MC3.3 – Describe the role that your visual analytics played in enabling discovery of the notable events in MC3.1. Describe whether your visual analytics play a role in formulating the questions in MC3.2. Your answer should be no more than 300 words long and may contain up to three additional images.

 

The visual analytics tool was key to identify all notable events. Not explicitly mentioned, it also helped to identify groups of host behaving in a similar way, based on similar underlying time-series data. This information was used to represent clusters in a circular layout using an adapted ClockMap visualization.

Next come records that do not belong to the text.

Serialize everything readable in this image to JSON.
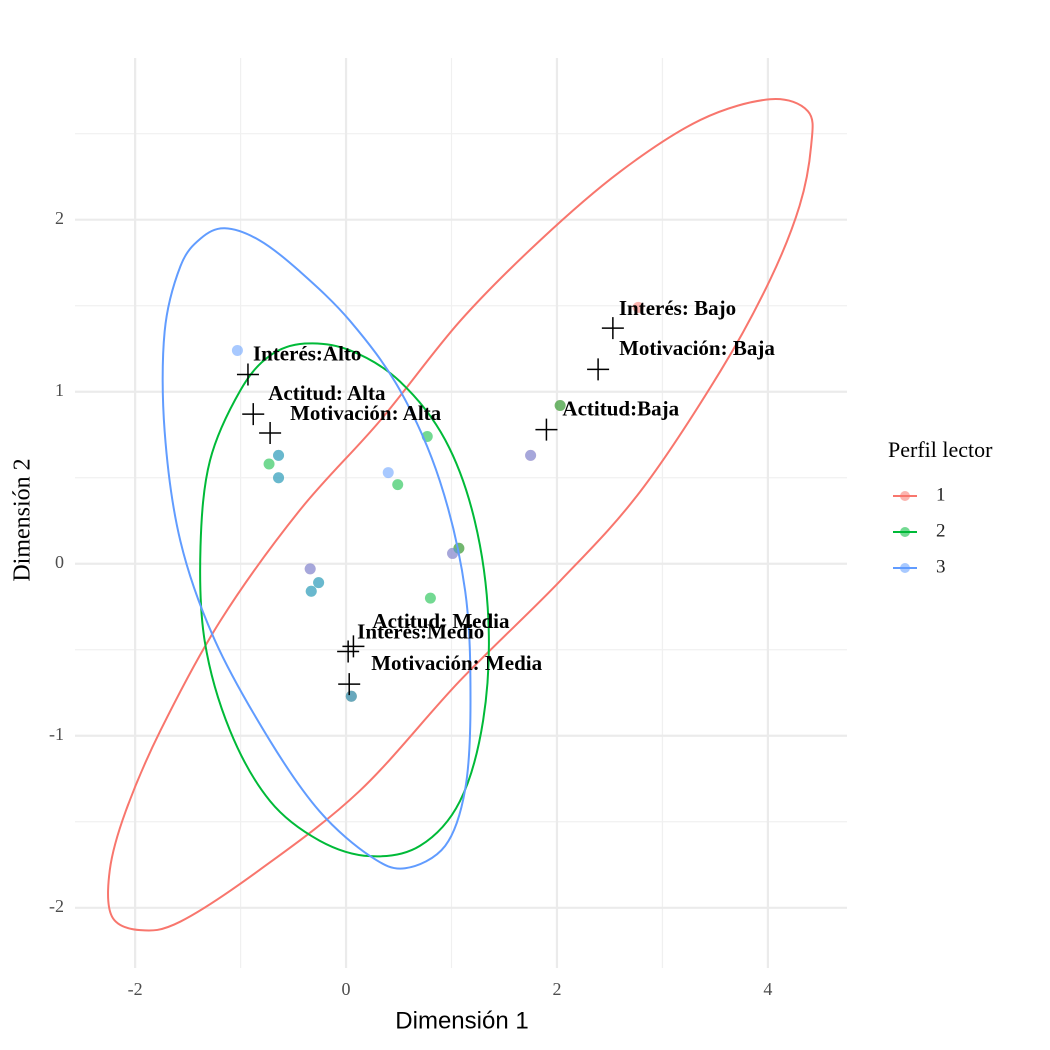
{
  "chart_data": {
    "type": "scatter",
    "xlabel": "Dimensión 1",
    "ylabel": "Dimensión  2",
    "xlim": [
      -2.57,
      4.75
    ],
    "ylim": [
      -2.35,
      2.94
    ],
    "xticks": [
      -2,
      0,
      2,
      4
    ],
    "yticks": [
      -2,
      -1,
      0,
      1,
      2
    ],
    "grid": true,
    "x_minor_grid": [
      -1,
      1,
      3
    ],
    "y_minor_grid": [
      -1.5,
      -0.5,
      0.5,
      1.5,
      2.5
    ],
    "legend_title": "Perfil lector",
    "legend_position": "right",
    "series": [
      {
        "name": "1",
        "color": "#F8766D",
        "x": [
          2.77,
          2.03,
          1.75,
          1.07,
          1.01,
          -0.34,
          0.05
        ],
        "y": [
          1.49,
          0.92,
          0.63,
          0.09,
          0.06,
          -0.03,
          -0.77
        ]
      },
      {
        "name": "2",
        "color": "#00BA38",
        "x": [
          2.03,
          -0.64,
          -0.73,
          -0.64,
          0.77,
          0.49,
          1.07,
          -0.26,
          -0.33,
          0.8,
          0.05
        ],
        "y": [
          0.92,
          0.63,
          0.58,
          0.5,
          0.74,
          0.46,
          0.09,
          -0.11,
          -0.16,
          -0.2,
          -0.77
        ]
      },
      {
        "name": "3",
        "color": "#619CFF",
        "x": [
          -1.03,
          1.75,
          -0.64,
          -0.64,
          0.4,
          1.01,
          -0.34,
          -0.26,
          -0.33,
          0.05
        ],
        "y": [
          1.24,
          0.63,
          0.63,
          0.5,
          0.53,
          0.06,
          -0.03,
          -0.11,
          -0.16,
          -0.77
        ]
      }
    ],
    "ellipses": [
      {
        "color": "#F8766D",
        "x": [
          4.02,
          4.38,
          4.41,
          4.3,
          4.02,
          3.55,
          2.79,
          2.03,
          1.08,
          0.13,
          -0.82,
          -1.57,
          -1.95,
          -2.22,
          -2.24,
          -2.09,
          -1.76,
          -1.19,
          -0.44,
          0.32,
          1.08,
          1.84,
          2.6,
          3.36
        ],
        "y": [
          2.7,
          2.63,
          2.43,
          2.08,
          1.65,
          1.12,
          0.42,
          -0.1,
          -0.68,
          -1.32,
          -1.78,
          -2.08,
          -2.13,
          -2.05,
          -1.78,
          -1.44,
          -0.97,
          -0.33,
          0.31,
          0.83,
          1.41,
          1.88,
          2.28,
          2.58
        ]
      },
      {
        "color": "#00BA38",
        "x": [
          -0.39,
          0.04,
          0.51,
          0.94,
          1.22,
          1.35,
          1.3,
          1.08,
          0.7,
          0.23,
          -0.25,
          -0.72,
          -1.1,
          -1.34,
          -1.38,
          -1.29,
          -1.0,
          -0.72
        ],
        "y": [
          1.28,
          1.24,
          1.06,
          0.72,
          0.25,
          -0.33,
          -0.91,
          -1.38,
          -1.64,
          -1.7,
          -1.61,
          -1.38,
          -0.97,
          -0.45,
          0.1,
          0.6,
          1.01,
          1.21
        ]
      },
      {
        "color": "#619CFF",
        "x": [
          -1.15,
          -0.82,
          -0.44,
          0.04,
          0.51,
          0.89,
          1.13,
          1.18,
          1.13,
          0.94,
          0.56,
          0.23,
          -0.25,
          -0.72,
          -1.24,
          -1.57,
          -1.72,
          -1.72,
          -1.57,
          -1.38
        ],
        "y": [
          1.95,
          1.88,
          1.7,
          1.41,
          1.01,
          0.48,
          -0.16,
          -0.8,
          -1.31,
          -1.64,
          -1.77,
          -1.7,
          -1.44,
          -1.03,
          -0.45,
          0.13,
          0.77,
          1.35,
          1.73,
          1.89
        ]
      }
    ],
    "category_points": {
      "labels": [
        "Interés:Alto",
        "Actitud: Alta",
        "Motivación: Alta",
        "Interés: Bajo",
        "Motivación: Baja",
        "Actitud:Baja",
        "Actitud: Media",
        "Interés:Medio",
        "Motivación: Media"
      ],
      "x": [
        -0.93,
        -0.88,
        -0.72,
        2.53,
        2.39,
        1.9,
        0.07,
        0.02,
        0.03
      ],
      "y": [
        1.1,
        0.87,
        0.76,
        1.37,
        1.13,
        0.78,
        -0.48,
        -0.51,
        -0.7
      ]
    }
  }
}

The thumbnail representation on the left was helpful to spot similar hosts as well. Sadly, we ran out of time, because the tool wasn’t ready until the last day of the challenge deadline. So time was the limiting factor in actually analyzing the whole dataset. However, just with few minutes with the tool, many interesting events could be found. The interactive line chart is also capable of representing different time-series from the related datasets (health and IDS data).